1939-40 Joliet Catholic High School - Illinois (High School)
1940-41 Joliet Catholic High School - Illinois (High School)
1941-42 Joliet Catholic High School - Illinois (High School)
1942-43 DePaul University (College) Freshmen
1943-44 DePaul University (College)
1944-45 DePaul University (College)
1945-46 DePaul University (College)
1946-47 Chicago American Gears (NBL)
1947-48 Chicago Gears (PBLA)
1947-48 Minneapolis Lakers (NBL)
1948-49 Minneapolis Lakers (BAA)
1949-50 Minneapolis Lakers (NBA)
1950-51 Minneapolis Lakers (NBA)
1951-52 Minneapolis Lakers (NBA)
1952-53 Minneapolis Lakers (NBA)
1953-54 Minneapolis Lakers (NBA)
1955-56 Minneapolis Lakers (NBA)
1957-58 Minneapolis Lakers (NBA)  - Head coach


One of the first superstars of the sport, Mikan had shattered his knee as a kid that left him bedridden for almost a year. Despite his lankiness (6'10 250 lbs) and near-sightedness, Mikan left Quigley Prep Seminary to finish high school at Joliet Catholic, and moved on to DePaul where he was a two-time player of the year. Mikan became the first player to really prove that people of his height could be coordinated enough to be an effective basketball player. The modern game's goaltending rule exists solely from Mikan, who deflected many an oppnent's shot as it approached the rim.

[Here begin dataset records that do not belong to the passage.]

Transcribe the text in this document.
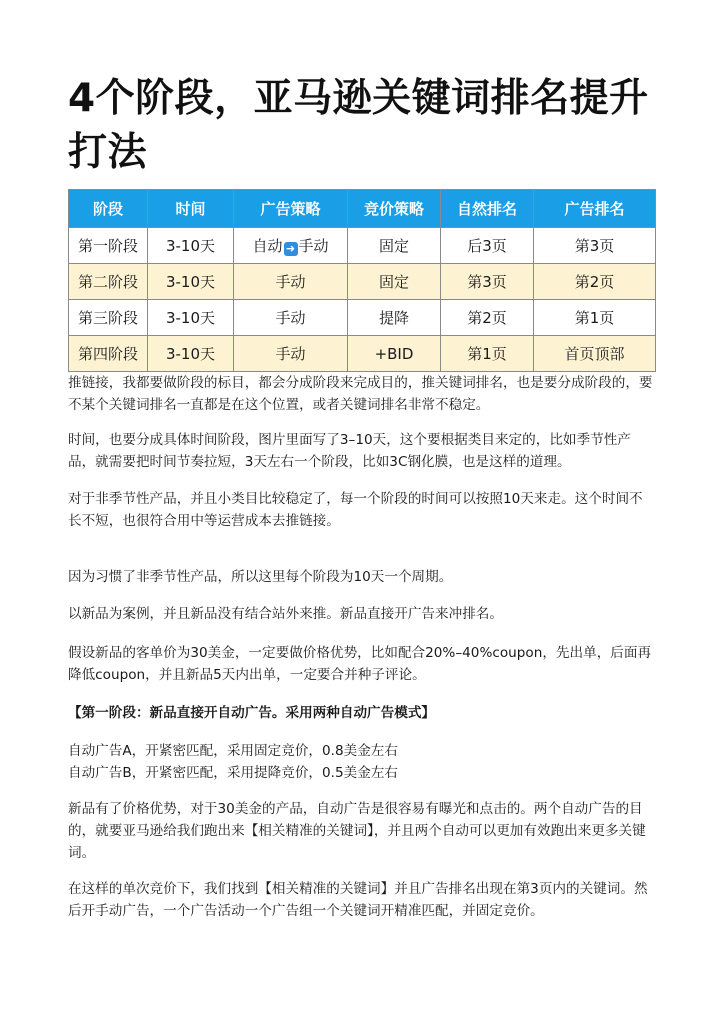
4个阶段，亚马逊关键词排名提升打法
阶段	时间	广告策略	竞价策略	自然排名	广告排名
第一阶段	3-10天	自动 ➜ 手动	固定	后3页	第3页
第二阶段	3-10天	手动	固定	第3页	第2页
第三阶段	3-10天	手动	提降	第2页	第1页
第四阶段	3-10天	手动	+BID	第1页	首页顶部

推链接，我都要做阶段的标目，都会分成阶段来完成目的，推关键词排名，也是要分成阶段的，要不某个关键词排名一直都是在这个位置，或者关键词排名非常不稳定。

时间，也要分成具体时间阶段，图片里面写了3–10天，这个要根据类目来定的，比如季节性产品，就需要把时间节奏拉短，3天左右一个阶段，比如3C钢化膜，也是这样的道理。

对于非季节性产品，并且小类目比较稳定了，每一个阶段的时间可以按照10天来走。这个时间不长不短，也很符合用中等运营成本去推链接。

因为习惯了非季节性产品，所以这里每个阶段为10天一个周期。

以新品为案例，并且新品没有结合站外来推。新品直接开广告来冲排名。

假设新品的客单价为30美金，一定要做价格优势，比如配合20%–40%coupon，先出单，后面再降低coupon，并且新品5天内出单，一定要合并种子评论。

【第一阶段：新品直接开自动广告。采用两种自动广告模式】

自动广告A，开紧密匹配，采用固定竞价，0.8美金左右

自动广告B，开紧密匹配，采用提降竞价，0.5美金左右

新品有了价格优势，对于30美金的产品，自动广告是很容易有曝光和点击的。两个自动广告的目的，就要亚马逊给我们跑出来【相关精准的关键词】，并且两个自动可以更加有效跑出来更多关键词。

在这样的单次竞价下，我们找到【相关精准的关键词】并且广告排名出现在第3页内的关键词。然后开手动广告，一个广告活动一个广告组一个关键词开精准匹配，并固定竞价。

After college, Mikan joined with the American Gears, and followed them into the PBLA the next season, but once the Gears (and the PBLA) folded early into the league's inaugural season, and Mikan was handed over the Lakers, where he played until his retirement after the 1953-54 season.
After a season hiatus, Mikan returned for one more season before quitting playing for good. He ran for the U.S. Senate in 1956, and after losing a close race, returned to the NBA to coach the Lakers. Minneapolis went 9-30 under Mikan before stepping down. Done with basketball, he went on to practice law and work in real estate until he a decade later, when became the first commissioner of the ABA.
Mikan fought hard for many years to get pensions for retired players. Saddled with kidney problems and diabetes, his illnesses took his leg, and eventually his life. He died in 2005.

He was married to Patricia and had six kids: sons Larry (George Lawrence Mikan III), Terry, Patrick and Michael, and daughters Trisha and Maureen.